# Tiny holes in tiny arugula



## Cookie Monster (Apr 5, 2008)

So my cute little arugulas (about a half inch tall) are being eaten by something ultra tiny. It looks like someone took a pin and punched little holes all in the tiny little leaves. What on earth? It's growing right next to some butter lettuce and there isn't a mark on the lettuces... Something really likes baby arugula! 

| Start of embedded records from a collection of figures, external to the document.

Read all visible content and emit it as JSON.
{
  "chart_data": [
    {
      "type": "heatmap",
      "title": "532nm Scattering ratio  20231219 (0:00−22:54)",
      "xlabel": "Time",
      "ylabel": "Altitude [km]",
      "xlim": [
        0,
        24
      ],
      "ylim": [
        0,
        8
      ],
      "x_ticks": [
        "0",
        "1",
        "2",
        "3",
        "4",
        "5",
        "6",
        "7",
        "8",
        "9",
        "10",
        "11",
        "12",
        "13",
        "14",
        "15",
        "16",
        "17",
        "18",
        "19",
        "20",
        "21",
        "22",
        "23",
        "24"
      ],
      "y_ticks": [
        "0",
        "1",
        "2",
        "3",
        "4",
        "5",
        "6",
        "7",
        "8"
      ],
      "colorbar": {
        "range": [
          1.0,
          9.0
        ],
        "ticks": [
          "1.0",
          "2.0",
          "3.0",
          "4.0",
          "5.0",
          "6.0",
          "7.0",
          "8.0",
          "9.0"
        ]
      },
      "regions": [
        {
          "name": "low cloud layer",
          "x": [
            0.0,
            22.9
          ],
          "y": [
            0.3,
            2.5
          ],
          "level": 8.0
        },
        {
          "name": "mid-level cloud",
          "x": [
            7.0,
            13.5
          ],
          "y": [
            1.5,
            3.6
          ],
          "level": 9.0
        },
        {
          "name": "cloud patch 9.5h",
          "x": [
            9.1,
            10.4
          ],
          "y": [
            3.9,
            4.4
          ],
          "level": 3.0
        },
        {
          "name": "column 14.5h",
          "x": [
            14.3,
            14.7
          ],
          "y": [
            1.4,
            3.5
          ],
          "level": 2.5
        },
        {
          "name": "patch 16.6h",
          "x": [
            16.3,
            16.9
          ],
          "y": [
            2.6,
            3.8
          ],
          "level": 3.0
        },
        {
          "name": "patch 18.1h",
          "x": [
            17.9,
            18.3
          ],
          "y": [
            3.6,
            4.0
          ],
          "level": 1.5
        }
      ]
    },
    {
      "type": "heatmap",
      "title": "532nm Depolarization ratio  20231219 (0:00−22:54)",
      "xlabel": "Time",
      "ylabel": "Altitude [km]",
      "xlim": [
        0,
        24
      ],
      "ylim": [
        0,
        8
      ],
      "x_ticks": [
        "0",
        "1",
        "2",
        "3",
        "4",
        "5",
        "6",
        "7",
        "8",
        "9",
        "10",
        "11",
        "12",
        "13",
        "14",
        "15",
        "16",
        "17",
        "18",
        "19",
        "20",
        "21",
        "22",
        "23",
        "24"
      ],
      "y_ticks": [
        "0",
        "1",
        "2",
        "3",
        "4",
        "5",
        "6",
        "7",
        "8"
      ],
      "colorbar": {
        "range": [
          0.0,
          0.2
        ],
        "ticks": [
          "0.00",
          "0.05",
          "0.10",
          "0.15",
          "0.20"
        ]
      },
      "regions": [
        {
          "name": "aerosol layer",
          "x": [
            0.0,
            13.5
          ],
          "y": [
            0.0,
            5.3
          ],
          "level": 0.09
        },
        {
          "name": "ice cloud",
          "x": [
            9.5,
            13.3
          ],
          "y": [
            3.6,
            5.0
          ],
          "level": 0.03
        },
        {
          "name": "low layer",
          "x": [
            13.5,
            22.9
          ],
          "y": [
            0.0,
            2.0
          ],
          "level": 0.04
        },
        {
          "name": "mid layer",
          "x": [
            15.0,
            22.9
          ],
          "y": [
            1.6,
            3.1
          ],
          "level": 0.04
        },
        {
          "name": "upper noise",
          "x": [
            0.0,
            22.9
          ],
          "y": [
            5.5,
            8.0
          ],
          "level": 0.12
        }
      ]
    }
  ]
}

Should I spray with Organicide? I hate to spray greens I'm going to eat, but I would like to have some greens to eat... 

Thanks!


----------



## chickenista (Mar 24, 2007)

I would guess flea beetles..
You can take a plastic lid or something and put some oil or vaseline on it and swish it by the plants.. the beetles will jump and stick.. works great with other bugs too.
You could spray with a garlic/onion/pepper spray or with something strongly minty or even some soap and oil and water mixed. 
If you want to get nasty you could spray with tobacco tea..or sprinkle with snuff.
But even if it is not flea beetles, but another pest the same ideas should help.


----------



## ToddB (Oct 10, 2008)

Try covering your crop when it's first planted, or in this case get rid of them and then cover. You can use remae that can be re-used over and over again. Remae is just a thin cloth that lets in sun and water but no pests. I use it all the time especially on starters.



www.passagecreekfarm.com


----------



## anniew (Dec 12, 2002)

spelled Remay...or also called floating row cover...comes in various names and weights.


----------